Tuvo nuestro héroe la fortuna de ser honrado como el libertador por antonomasia, y la desdicha de ser desterrado de las mismas tierras que él libertó. La pobreza, la soledad, la traición y la ingratitud de los hombres acompañaron a Bolívar al final de su titánica y portentosa carrera política. Pero no hay mejor manera de rendir homenaje a este hijo de América, que dando a conocer a la juventud del mundo algunos episodios de su vida y retomar sus pensamientos en estos momentos de angustia y hambruna.
Bolívar tuvo los dotes del gran estratega militar, capaz de luchar más de siete horas sin desmontarse de su caballo, "palomo Blanco", como lo hizo en la batalla de Aruare.
Creó Bolívar nuevas estrategias de luchas, como lo demostró aquel 28 de mayo de 1821 en la Batalla de Carabobo..
Las naciones que lo vieron nacer y morir, cabalgar entre las más abruptas montañas en busca de la libertad perdida, le deben gratitud eterna.

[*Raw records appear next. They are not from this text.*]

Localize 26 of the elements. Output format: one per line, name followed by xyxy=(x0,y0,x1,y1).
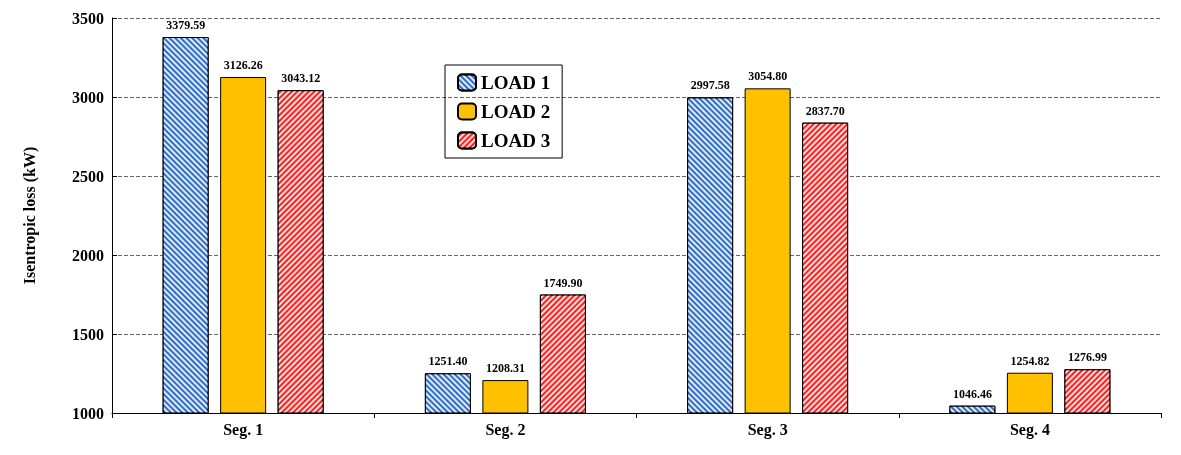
data-label: 1254.82 xyxy=(1010,353,1050,368)
x-tick-label: Seg. 4 xyxy=(1009,420,1050,439)
data-label: 2997.58 xyxy=(690,78,730,93)
y-tick-label: 1500 xyxy=(72,325,104,343)
data-label: 1251.40 xyxy=(428,354,468,369)
data-label: 3043.12 xyxy=(281,71,321,86)
y-tick-label: 2500 xyxy=(72,167,104,185)
data-label: 3126.26 xyxy=(223,58,263,73)
y-tick-label: 3500 xyxy=(72,9,104,27)
data-label: 3054.80 xyxy=(748,69,788,84)
y-tick-label: 3000 xyxy=(72,88,104,106)
data-label: 1276.99 xyxy=(1067,350,1107,365)
x-tick-label: Seg. 3 xyxy=(747,420,788,439)
y-axis-title: Isentropic loss (kW) xyxy=(20,146,39,285)
legend-label: LOAD 2 xyxy=(481,101,551,122)
legend-label: LOAD 1 xyxy=(481,72,551,93)
y-tick-label: 1000 xyxy=(72,404,104,422)
y-tick-label: 2000 xyxy=(72,246,104,264)
legend-label: LOAD 3 xyxy=(481,130,551,151)
data-label: 3379.59 xyxy=(166,18,206,33)
x-tick-label: Seg. 1 xyxy=(223,420,264,439)
data-label: 2837.70 xyxy=(805,103,845,118)
x-tick-label: Seg. 2 xyxy=(485,420,526,439)
data-label: 1046.46 xyxy=(952,386,992,401)
data-label: 1208.31 xyxy=(485,361,525,376)
data-label: 1749.90 xyxy=(543,275,583,290)
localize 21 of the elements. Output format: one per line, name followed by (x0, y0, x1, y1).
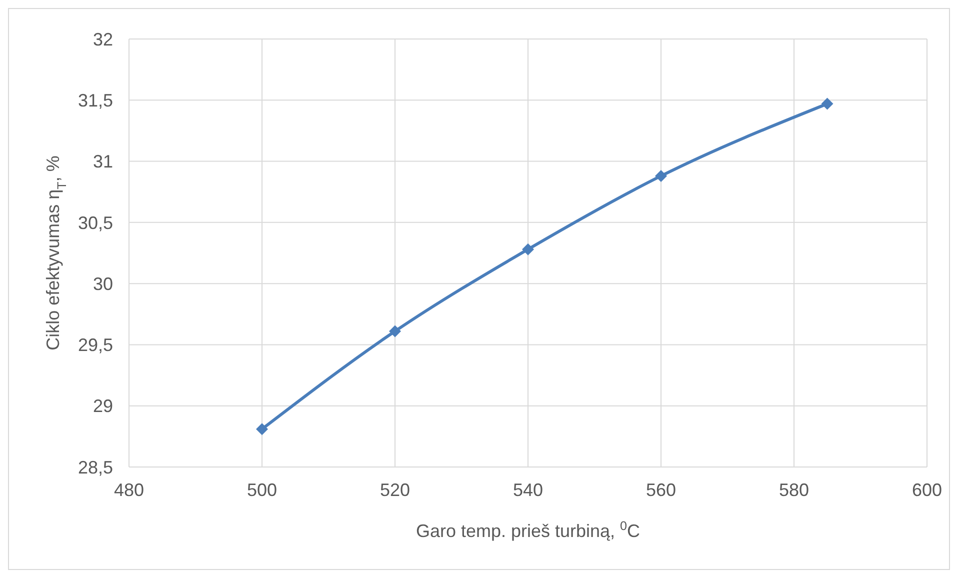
x-tick-label: 580 (778, 480, 810, 500)
x-tick-label: 540 (512, 480, 544, 500)
y-tick-label: 32 (92, 29, 113, 50)
x-tick-label: 500 (246, 480, 278, 500)
y-tick-label: 30 (92, 274, 113, 294)
y-tick-label: 31 (92, 152, 113, 172)
y-tick-label: 28,5 (78, 457, 113, 478)
point (522, 243, 534, 256)
x-axis-title: Garo temp. prieš turbiną, $^{0}$C (416, 519, 640, 541)
y-tick-label: 29,5 (78, 335, 113, 356)
x-tick-label: 520 (380, 480, 410, 500)
x-tick-label: 560 (646, 480, 676, 500)
x-tick-label: 600 (912, 480, 942, 500)
y-tick-label: 31,5 (78, 90, 113, 111)
point (389, 325, 401, 338)
point (655, 170, 667, 182)
y-tick-label: 29 (92, 396, 113, 416)
x-tick-label: 480 (114, 480, 144, 500)
point (256, 423, 268, 436)
y-tick-label: 30,5 (78, 212, 113, 233)
point (821, 98, 834, 110)
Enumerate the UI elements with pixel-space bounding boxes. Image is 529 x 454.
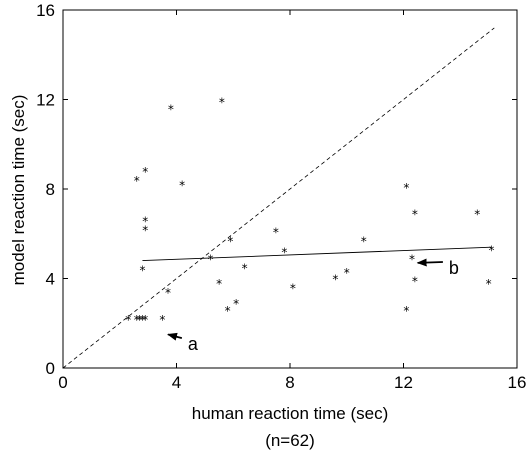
- data-point: *: [361, 234, 367, 248]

América tiene en la figura de Bolívar, no sólo, al estratega militar, sino, al gran pensador, seguidor de Rousseau. Es Bolívar, quien en su famosa Cartas de Jamaica, traza normas de conducta que servirán para los pueblos americanos. En angostura, sus proclamas enmudecieron a los españoles, dando testimonios de ser un gran pensador. Es Bolívar, quien dice, "El talento sin probidad es un azote" Hoy, 178 años después, tenemos que darle la razón.. La vida de Bolívar está muy ligada a la de José Martí.
Veamos: Dice Martí a su llegada a Venezuela, "Cuentan que un viajero llegó a Caracas al anochecer, y sin sacudirse el polvo del camino, no preguntó donde se comía o se dormía, sino, como se iba a la estatua de Bolívar, y cuentan que el viajero, solo con árboles altos y olorosos de la plaza, lloraba frente a la estatua, que parecía que se movía, como cuando un padre se acerca a un hijo, el viajero hizo bien, sigue diciendo, porque los americanos deben querer a Bolívar como a un hijo".
Honremos pues el manifiesto de Bolívar en lograr una América unida ante ESTA CRISIS "EPIDÉMICA".